Die schwerste Krise begann, als ich versuchte sie auszutricksen, indem ich ihr eines Tages die Tastatur eines Akkordeons vorhielt und sie zum Spielen aufforderte. Sie war fassungslos über diesen hinterhältigen Versuch, sie zur Arbeit zu zwingen, und schritt zur Tat. Zu Beginn kollaborierte sie mit den Sehnen, die aus Angst vor ihrer herrischen Art brav eine Entzündung ausbrüteten, um ihr Zeit zum Nachdenken zu verschaffen, welche sie für intensive Nachforschungen auf verschiedensten Ebenen nutzte, um schließlich herauszufinden, wer der Ansprechpartner für ihren raffinierten Plan war. Die Hypophyse gab ihr – nach reichlichem Widerstand, ich muss das honorieren, sie hat sich redlich bemüht – das Geheimnis preis: Sie hatte die Herrschaft über das Somatotropin, die Lösung all ihrer Probleme, inne.
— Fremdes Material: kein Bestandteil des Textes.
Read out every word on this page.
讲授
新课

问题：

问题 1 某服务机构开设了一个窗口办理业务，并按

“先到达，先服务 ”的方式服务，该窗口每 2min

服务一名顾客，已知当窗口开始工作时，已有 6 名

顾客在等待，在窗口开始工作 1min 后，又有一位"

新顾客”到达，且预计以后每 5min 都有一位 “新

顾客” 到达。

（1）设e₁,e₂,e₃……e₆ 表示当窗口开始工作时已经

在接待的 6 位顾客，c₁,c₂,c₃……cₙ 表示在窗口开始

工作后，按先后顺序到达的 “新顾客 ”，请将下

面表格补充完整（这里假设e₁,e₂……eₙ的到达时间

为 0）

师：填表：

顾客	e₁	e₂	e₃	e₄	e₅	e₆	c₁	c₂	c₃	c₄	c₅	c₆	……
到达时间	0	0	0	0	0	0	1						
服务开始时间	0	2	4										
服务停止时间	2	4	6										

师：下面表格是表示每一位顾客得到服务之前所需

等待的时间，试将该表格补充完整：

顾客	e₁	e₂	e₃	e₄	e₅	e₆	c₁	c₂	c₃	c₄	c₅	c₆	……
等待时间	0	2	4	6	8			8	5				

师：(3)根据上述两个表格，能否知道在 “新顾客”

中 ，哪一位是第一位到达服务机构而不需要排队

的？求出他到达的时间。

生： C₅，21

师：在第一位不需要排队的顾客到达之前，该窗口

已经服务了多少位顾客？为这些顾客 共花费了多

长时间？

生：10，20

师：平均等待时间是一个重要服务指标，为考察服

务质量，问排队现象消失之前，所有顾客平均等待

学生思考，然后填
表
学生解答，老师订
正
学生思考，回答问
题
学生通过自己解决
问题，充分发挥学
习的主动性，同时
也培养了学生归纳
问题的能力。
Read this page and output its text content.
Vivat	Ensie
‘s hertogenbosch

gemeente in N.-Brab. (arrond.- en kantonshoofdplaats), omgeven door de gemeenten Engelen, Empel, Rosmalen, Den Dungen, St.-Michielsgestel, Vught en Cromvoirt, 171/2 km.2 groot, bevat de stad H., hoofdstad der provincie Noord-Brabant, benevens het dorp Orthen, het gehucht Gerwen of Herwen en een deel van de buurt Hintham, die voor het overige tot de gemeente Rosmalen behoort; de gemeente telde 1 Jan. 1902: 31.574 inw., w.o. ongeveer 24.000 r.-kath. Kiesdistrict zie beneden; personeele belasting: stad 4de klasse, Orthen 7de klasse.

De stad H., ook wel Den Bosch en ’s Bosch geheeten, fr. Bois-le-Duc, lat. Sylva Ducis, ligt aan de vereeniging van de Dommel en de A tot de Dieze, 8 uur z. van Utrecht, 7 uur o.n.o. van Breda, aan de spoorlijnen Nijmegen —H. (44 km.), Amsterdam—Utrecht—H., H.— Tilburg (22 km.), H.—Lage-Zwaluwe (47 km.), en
Man einigte sich, die Hypophyse durfte weiter produzieren, nur keine Lieferungen mehr an die rechte Hand zustellen.
Kurz, sie hörte auf zu wachsen.
Ich schleppte sie zu allen erdenklichen Spezialisten, die sie begrapschten und von allen Seiten fotografierten. Sie kam sogar ins Rampenlicht, als Stargast in einem medizinischen Fachartikel.
Das passte ihr natürlich gar nicht. Ihr Plan hatte zum Ziel gehabt, endlich für alle Zeiten in Ruhe gelassen zu werden, und sie sann auf Rache.
Wieder gelang es ihr, andere Körperteile einzuschüchtern. Sie verhalfen ihr dazu, dass sie mir einen bösen juckenden Ausschlag, eine äußerst schmerzhafte Nagelbettentzündung und danach auch noch gichtähnliche Symptome bescherte.
Nun wurde ich meinerseits auch langsam ungemütlich. Jahrelang hatte ich zugesehen, vieles verstanden, aus Gutmütigkeit über einiges hinweggesehen, mich von ihrer unschlagbaren Überzeugungskraft blenden lassen. Ihr Lieblingsargument war die Macht, die sie per se immer schon hatte, was sie mit zahlreichen Wendungen belegte: etwas in der Hand haben, eine Sache nicht aus der Hand geben, jemandem aus der Hand fressen – sogar mein Schicksal könne ich mir aus ihr lesen lassen!
Ihre letzten Eskapaden hatten mich ungeachtet ihres rhetorischen Genies endgültig an den Punkt getrieben, wo ich die Sache – jawohl, in die Hand nehmen musste.

Wir gehen jetzt einmal die Woche zum Therapeuten und ich beginne leise zu hoffen, dass sie doch noch vernünftig wird.
Hand aufs Herz, so geht es doch wirklich nicht, oder?